Софья Перовская
Шрифт:
Лавров призывал молодежь вырабатывать из себя «критически мыслящую личность» и тогда уже идти «в народ» проповедовать социалистические идеи. Он верил, что число пропагандистов будет расти в геометрической прогрессии. Один пропагандист передаст свои знания и охоту пропагандировать хотя бы десяти, а каждый из этих десяти, в свою очередь, еще десяти.
Бакунин тоже звал молодежь «в народ», но не когда-нибудь потом, а сейчас, сразу. Звал не пропагандировать, а агитировать «действием» — вызывать бунты, организовывать всенародное восстание. Он считал, что народ готов к революции.

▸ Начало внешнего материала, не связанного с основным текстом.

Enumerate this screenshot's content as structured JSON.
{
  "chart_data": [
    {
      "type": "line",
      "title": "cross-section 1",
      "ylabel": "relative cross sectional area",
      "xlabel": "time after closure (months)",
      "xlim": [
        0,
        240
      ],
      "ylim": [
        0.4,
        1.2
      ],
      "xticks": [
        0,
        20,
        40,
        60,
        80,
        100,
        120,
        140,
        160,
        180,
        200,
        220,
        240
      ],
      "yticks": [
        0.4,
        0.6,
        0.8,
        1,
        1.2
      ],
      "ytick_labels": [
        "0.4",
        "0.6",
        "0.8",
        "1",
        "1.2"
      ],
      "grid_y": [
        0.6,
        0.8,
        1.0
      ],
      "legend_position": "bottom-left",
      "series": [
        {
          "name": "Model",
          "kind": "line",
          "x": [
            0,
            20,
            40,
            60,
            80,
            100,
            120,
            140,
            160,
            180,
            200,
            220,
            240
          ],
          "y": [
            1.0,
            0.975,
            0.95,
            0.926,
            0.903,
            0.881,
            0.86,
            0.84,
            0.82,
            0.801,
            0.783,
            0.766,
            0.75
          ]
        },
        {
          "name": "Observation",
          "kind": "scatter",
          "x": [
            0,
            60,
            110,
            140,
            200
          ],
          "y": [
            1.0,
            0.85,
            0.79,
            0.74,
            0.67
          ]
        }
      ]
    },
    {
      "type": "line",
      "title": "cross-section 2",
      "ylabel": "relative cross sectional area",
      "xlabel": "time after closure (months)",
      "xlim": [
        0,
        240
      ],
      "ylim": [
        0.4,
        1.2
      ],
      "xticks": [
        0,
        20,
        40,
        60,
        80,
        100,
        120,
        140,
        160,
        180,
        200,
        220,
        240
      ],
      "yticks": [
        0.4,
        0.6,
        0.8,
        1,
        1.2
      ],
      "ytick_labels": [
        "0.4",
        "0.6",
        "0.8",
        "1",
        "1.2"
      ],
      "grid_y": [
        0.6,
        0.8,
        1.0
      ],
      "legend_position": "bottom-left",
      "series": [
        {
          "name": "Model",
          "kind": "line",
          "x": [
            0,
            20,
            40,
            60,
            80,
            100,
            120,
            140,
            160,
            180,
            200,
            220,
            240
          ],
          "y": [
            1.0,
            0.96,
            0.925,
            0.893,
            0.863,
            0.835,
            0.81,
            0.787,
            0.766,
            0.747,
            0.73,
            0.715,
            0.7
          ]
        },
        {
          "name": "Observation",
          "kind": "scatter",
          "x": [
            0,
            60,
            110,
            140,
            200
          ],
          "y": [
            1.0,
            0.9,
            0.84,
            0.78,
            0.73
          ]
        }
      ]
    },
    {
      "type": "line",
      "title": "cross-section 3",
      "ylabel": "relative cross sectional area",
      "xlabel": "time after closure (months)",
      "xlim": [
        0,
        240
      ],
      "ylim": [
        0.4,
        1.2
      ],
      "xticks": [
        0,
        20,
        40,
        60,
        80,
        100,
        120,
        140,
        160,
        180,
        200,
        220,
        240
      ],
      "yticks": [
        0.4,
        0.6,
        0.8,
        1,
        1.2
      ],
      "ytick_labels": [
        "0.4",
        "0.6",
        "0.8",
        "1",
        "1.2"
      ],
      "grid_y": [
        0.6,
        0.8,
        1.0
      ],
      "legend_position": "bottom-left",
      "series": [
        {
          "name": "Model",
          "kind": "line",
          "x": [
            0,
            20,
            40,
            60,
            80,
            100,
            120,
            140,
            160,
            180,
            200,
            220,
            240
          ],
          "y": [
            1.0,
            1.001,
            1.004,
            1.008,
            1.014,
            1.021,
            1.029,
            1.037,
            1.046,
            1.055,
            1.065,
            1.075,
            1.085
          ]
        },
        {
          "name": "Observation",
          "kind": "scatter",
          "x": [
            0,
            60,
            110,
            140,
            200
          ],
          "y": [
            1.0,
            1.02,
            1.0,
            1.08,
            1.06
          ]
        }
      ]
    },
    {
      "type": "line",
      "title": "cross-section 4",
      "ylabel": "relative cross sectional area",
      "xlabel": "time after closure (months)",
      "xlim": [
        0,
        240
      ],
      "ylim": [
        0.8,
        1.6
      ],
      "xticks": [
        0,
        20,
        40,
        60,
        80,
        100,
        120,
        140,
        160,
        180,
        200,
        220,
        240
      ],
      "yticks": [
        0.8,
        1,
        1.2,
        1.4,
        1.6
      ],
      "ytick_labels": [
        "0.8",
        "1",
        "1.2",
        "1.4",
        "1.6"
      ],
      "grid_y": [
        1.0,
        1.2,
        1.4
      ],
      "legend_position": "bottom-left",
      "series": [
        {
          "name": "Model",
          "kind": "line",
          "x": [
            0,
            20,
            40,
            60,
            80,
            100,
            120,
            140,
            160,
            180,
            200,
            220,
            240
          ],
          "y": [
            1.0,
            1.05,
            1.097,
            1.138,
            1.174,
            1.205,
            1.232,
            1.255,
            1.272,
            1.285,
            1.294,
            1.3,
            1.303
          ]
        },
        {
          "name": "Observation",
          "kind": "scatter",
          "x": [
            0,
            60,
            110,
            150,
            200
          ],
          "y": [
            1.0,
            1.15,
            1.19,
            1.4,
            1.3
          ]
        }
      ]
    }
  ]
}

«Мы, — писал о чайковцах Чарушин, — не были ни лавристами,
Революционная молодежь в большинстве своем стремилась в деревню и на занятия с рабочими смотрела только, как на переходный этап. Отдавая себе отчет, насколько велика в России пропасть между интеллигенцией и народом, она принимала, как аксиому, что к народу надо являться в его обличье.
Молодые люди не только переодевались в одежду рабочих, но и сами становились рабочими. По всему Петербургу открывались многочисленные столярные, слесарные, сапожные мастерские. Революционеры изучали ремесла, чтобы быть в деревне, куда они все стремились, не лишними, не чужими, не барами, а своими и, главное, полезными людьми.
На сходках теперь не спорили, не решали теоретические вопросы, а говорили о самых практических вещах: о том, куда и в каком виде ехать, какие брать документы, как одеться.
Одни шли «в народ», чтобы узнать, чем он сам живет, другие — чтобы поднять, взбунтовать его, третьи — чтобы распропагандировать его, объяснить ему, на что он имеет право и чего должен добиваться.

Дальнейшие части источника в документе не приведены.